The internal consistency of the DASH and PRWE were similar with Cronbach alphas of .98 and .91, respectively, suggesting a lack of bias in both questionnaires in this context. Similarly, the construct validity of the PRWE was acceptable, with a strongly positive correlation coefficient of r = .7 with the DASH score. Multiple studies have investigated the validity of the DASH when translated to other languages and applied to other cultures, be it for carpal injuries or distal radius fractures2; yet, to date no study has explored the validity of the PRWE in the context of perilunate injuries.
The QuickDASH has been suggested as an alternative patient-reported outcome questionnaire for carpal injuries, yet some authors have identified inherent bias in the function and disability domains, and the underestimation of symptoms when using this score.3 We found no such bias when using the PRWE following perilunate injuries; moreover, the PRWE holds a number of advantages over the DASH, including reduced respondent burden, ease and speed of administration, and overall higher response rate.18,22 Consequently, we believe the PRWE to be an effective and appropriate questionnaire following severe carpal injuries.

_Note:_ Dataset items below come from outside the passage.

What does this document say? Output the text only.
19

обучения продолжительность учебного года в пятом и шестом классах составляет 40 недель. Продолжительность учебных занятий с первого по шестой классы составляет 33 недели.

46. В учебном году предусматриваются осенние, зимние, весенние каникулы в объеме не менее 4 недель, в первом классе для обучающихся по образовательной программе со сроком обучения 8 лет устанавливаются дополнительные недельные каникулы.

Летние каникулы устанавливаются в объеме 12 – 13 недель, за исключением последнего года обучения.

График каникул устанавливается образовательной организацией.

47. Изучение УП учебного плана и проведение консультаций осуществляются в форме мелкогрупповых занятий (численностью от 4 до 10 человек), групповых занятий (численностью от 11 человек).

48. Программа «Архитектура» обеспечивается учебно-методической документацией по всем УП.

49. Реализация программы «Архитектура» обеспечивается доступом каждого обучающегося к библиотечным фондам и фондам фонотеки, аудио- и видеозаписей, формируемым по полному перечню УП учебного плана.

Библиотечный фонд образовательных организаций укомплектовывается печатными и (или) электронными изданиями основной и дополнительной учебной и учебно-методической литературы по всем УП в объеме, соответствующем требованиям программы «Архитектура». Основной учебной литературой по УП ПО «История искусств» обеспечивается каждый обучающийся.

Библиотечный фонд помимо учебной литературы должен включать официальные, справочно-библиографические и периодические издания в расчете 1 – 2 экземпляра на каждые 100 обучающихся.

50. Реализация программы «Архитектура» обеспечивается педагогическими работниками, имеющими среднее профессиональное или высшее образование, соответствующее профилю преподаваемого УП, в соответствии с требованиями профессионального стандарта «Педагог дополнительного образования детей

A major limitation of our study is the small cohort and limited follow-up; this may explain the limited radiographic evidence of posttraumatic arthritis, as authors suggest that midcarpal collapse and degeneration is not seen until a mean of 8 years from injury.11 However, our numbers are similar to those seen in other small series in the literature. In addition, although we illustrate the validity of the PRWE in the context of severe perilunate injuries, further test-retest analysis and investigation into the domain standard response means would serve to further support the use of this questionnaire in this context.
In conclusion, we report good patient function and satisfaction following these difficult and high-energy injuries. We recommend that patients with a PLD should have all injured structures anatomically repaired and nerve compression relieved at the earliest possible opportunity to maximize good outcomes. Moreover, we found the easily administered PRWE to be a valid and consistent questionnaire for the measure of patient-reported outcomes following PLDs.
Footnotes
Ethical Approval: This study was approved by our institutional review board.
Statement of Human and Animal Rights: All procedures followed were in accordance with the ethical standards of the responsible committee on human experimentation (institutional and national) and with the Helsinki Declaration of 1975, as revised in 2008.
Statement of Informed Consent: Informed consent was obtained from all individual participants included in the study.
Declaration of Conflicting Interests: The author(s) declared no potential conflicts of interest with respect to the research, authorship, and/or publication of this article.
Funding: The author(s) received no financial support for the research, authorship, and/or publication of this article.